The response to vibrations of the substrate and reactions to the specific drumming in colonies of carpenter ants (Camponotus, Formicidae, Hymenoptera)

Summary

1. 1.

   The physical characteristics of the drumming signal produced by workers of carpenter ants (Camponotus herculeanus L.) inside their nests, constructed in trees, were investigated. Typical elements of the inner nest structure are lamellae of about 50–500 cm² derived from gnawing out the soft spring wood. On the thinnest lamellae (about 1 mm thick) the highest acceleration amplitudes of the signal were measured (on average 375 cm/s² from peak to peak). The largest part of the intensity spectrum is between 200 and 1,500 Hz. On thicker lamellae the acceleration amplitudes are lower (at 12 mm thickness they average 140 cm/s²), and the upper end of the frequency range of the intensity spectrum is increased. The attenuation during the transmission is least along the longitudinal axis of thin cantilever lamellae (0.4 dB/cm) without alterations of thickness or connections to other lamellae. On a typical structure of the inner nest the attenuation is 1.2 dB/cm in the longitudinal axis, 2.7 dB/cm in the tangential axis and 4.3 dB/cm in the radial axis.

2. 2.

   The frequency of behavioural reactions to some vibrational stimuli was investigated. In worker ants sine-wave pulses release a “stop”-reaction (total freezing) or several reactions combined with locomotion (“run”-reactions). At high intensities (500 cm/s²) and high frequencies (1,000 Hz) mostly “run”-reactions occur, whereas, at the lower ranges, the “stop”-reaction predominates. The “stop”-reaction is released more often if the rise-decay times of the sine-wave pulses are short. The lowest acceleration threshold of reactions is 5 cm/s² at frequencies ranging between 250–750 Hz. Stimulation with shockpulses causes mostly the “stop”-reaction and only few “run”-reactions. The lowest threshold is 5 cm/s². Thus the animals can perceive the drumming signal over an average distance, depending on the direction of transmission, of 10–30 cm, and over 90 cm at the maximum.
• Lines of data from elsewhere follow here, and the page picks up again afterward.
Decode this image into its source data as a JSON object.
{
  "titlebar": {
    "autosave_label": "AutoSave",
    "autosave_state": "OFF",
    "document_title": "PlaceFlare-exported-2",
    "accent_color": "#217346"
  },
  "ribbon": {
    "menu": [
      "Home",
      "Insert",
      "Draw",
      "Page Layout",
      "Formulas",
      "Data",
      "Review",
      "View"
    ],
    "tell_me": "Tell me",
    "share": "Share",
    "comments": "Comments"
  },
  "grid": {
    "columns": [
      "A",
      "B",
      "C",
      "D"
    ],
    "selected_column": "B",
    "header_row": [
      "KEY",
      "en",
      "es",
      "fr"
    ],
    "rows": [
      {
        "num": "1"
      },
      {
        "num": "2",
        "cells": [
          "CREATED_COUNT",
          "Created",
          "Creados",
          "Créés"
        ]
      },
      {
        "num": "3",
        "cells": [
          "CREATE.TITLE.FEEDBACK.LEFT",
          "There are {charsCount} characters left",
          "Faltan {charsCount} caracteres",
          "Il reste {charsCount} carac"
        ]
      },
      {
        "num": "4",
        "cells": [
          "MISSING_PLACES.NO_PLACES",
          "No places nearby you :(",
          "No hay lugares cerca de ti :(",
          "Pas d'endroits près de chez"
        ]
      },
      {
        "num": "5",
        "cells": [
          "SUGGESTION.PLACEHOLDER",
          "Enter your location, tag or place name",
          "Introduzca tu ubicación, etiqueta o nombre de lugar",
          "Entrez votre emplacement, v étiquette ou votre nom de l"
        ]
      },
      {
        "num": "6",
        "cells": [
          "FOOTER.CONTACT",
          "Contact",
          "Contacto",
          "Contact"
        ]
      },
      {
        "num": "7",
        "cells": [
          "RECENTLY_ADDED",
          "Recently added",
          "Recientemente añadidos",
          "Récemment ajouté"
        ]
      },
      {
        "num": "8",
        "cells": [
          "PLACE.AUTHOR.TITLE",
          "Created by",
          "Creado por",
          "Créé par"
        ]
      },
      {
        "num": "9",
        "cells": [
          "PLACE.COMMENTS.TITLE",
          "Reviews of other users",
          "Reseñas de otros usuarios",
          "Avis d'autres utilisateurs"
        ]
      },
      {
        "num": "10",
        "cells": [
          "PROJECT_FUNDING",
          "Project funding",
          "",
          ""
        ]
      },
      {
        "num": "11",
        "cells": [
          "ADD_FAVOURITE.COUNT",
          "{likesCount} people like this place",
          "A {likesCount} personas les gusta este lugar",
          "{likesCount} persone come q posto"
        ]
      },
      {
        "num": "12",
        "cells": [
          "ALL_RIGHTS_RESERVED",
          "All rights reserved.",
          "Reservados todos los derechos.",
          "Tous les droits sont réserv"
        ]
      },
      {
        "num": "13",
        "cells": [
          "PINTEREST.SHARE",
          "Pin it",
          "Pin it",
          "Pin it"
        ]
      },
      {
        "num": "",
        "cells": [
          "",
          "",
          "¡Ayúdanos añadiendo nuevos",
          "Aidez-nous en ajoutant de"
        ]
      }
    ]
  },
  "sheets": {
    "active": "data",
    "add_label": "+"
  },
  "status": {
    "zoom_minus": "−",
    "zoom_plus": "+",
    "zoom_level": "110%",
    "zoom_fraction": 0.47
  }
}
Shockpulse series are a stronger stimulus than single pulses of the same acceleration amplitude. The most effective time interval of the shockpulses is about 50 ms, which is the most frequent time interval of the beats of the natural drumming. A simple model describes the increased effect of shockpulse series by an additive superposition of functions of residual effects following the single pulses.

3. 3.

   Collective behavioural reactions to imitated drumming signals were investigated. They depend on the situation of the perceiving animals. The locomotory activity, measured by the number of changes from one nest compartment to the next, is increased by the signal. The combination with a second stimulus (air-puffs) increases the locomotory activity even more, and at the intensities used, multiplies the effects of the different stimuli. No orientation of the reactions with respect to the vibration source was found. The drumming signal shortens the time which males, females or larvae need to depart or to be carried by worker ants from nest areas affected by light to darkened ones. If ants of other species intrude into a nest, they are attacked more often. The drumming signal is not involved in the coordination of the mating flight.